A store employee of Staudt’s Gun Shop in Harrisburg helps a customer on Jan. 13, 2021. Green attributed the upswing in part to concerns over whether the incoming Biden administration will clamp down on gun owners.

“The chance of gun control being passed is very strong,” he said. “People are very concerned about their Second Amendment rights, which is definitely driving sales. People are trying to get what they can now.”

President-elect Joe Biden has pledged to ban military-style rifles and high-capacity magazines, as well as close ownership loopholes and expand background check requirements.

Chris Hegge, owner of Northeast Firearms in Honesdale, said his shop has kept busy with customers over the last 10 months.

“We’re staying pretty steady, trying to do the best with what we’ve got,” Hegge said.

Despite heavy customer traffic, many dealers are having a hard time keeping up with their inventory. Hegge said getting a hold of both guns and ammunition to sell is a challenge.

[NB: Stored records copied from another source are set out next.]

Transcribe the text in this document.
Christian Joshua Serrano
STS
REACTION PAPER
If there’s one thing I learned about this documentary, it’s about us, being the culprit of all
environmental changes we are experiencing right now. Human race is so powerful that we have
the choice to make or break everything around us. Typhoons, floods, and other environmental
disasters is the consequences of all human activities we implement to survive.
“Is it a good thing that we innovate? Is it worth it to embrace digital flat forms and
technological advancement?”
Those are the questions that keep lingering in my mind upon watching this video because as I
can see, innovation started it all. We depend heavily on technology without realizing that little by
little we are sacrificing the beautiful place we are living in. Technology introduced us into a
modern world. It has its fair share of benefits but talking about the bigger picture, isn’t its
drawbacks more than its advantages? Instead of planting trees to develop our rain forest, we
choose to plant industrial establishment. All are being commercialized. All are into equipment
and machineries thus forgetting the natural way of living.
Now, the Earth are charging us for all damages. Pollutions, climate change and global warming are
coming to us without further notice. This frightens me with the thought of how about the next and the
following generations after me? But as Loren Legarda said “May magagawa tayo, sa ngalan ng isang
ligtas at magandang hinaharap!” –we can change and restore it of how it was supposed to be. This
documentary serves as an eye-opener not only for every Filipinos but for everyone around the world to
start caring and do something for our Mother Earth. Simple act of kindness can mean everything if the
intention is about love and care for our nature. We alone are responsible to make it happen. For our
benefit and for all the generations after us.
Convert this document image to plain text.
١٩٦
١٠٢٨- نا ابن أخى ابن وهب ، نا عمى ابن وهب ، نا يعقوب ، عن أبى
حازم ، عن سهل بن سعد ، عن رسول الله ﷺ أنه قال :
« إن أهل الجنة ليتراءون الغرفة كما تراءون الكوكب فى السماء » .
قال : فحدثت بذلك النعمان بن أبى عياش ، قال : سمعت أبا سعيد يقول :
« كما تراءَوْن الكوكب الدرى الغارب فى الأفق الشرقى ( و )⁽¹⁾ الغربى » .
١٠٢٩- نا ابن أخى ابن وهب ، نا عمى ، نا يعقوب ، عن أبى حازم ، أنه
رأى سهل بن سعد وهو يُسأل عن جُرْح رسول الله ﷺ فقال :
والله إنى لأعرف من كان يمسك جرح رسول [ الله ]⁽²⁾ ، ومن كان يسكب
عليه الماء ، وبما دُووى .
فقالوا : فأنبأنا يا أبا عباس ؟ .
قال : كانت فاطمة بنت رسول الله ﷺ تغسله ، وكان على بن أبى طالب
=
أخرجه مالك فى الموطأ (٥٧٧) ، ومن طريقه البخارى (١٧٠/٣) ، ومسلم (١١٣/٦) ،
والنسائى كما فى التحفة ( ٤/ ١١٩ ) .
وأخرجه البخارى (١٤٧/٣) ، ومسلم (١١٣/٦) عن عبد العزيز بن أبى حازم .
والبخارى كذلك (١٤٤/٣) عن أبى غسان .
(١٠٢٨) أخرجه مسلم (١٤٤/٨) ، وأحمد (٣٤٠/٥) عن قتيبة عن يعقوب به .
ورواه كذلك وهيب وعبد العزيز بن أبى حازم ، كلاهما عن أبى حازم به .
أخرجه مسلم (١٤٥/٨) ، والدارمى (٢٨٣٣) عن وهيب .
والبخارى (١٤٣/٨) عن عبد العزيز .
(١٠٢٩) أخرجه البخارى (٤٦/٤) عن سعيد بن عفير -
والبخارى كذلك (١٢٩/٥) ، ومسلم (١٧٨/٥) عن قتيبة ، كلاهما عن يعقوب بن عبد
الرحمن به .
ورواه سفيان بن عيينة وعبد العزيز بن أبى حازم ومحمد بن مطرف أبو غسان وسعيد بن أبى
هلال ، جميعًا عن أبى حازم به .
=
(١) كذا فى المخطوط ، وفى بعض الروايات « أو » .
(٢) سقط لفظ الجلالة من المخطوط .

“Shipments are slow because the demand is up. That’s our biggest problem right now, getting inventory,” he said. “People are always trying to buy ammo. Not just the people that are new gun owners but even avid shooters are just trying to get ammo so that they can keep target shooting. It’s just really hard for them.”

Kurt Green said ammo shortages mean he’s only stocking about one-third of the amount of boxes he usually would.

“There’s a major shortage going on in basically every aspect of the gun community. Nothing is safe. Nothing is off the table. Pretty much everything is difficult to get at this time,” Green said.

The trends appear to track with Pennsylvania State Police background check data released Wednesday. The department conducted a record-setting 420,000 checks related to firearm purchases in the last three months of 2020. State police conducted some 406,000 in the three months before that.

More than 7,400 people were denied, and 52 were arrested for providing false info or because of an outstanding warrant.

The FBI warns armed protests could occur at all 50 state capitals in the next week, raising concern among law enforcement, who have stepped up their presence at the state’s Capitol Complex.

Chris Hegge said he’s noticed more people are purchasing guns to protect themselves.

“There is some more self-protection [purchases] than there was in the past, which isn’t a bad thing because it gets people into the sport. You can’t just buy a gun and hope you’re going to protect yourself with it. You have to practice with it,” he said.

Gun owners can openly carry their firearms in most areas of Pennsylvania and can carry them concealed with a permit. The Wolf administration says regulators will recognize permits that have expired within the last year until mid-March.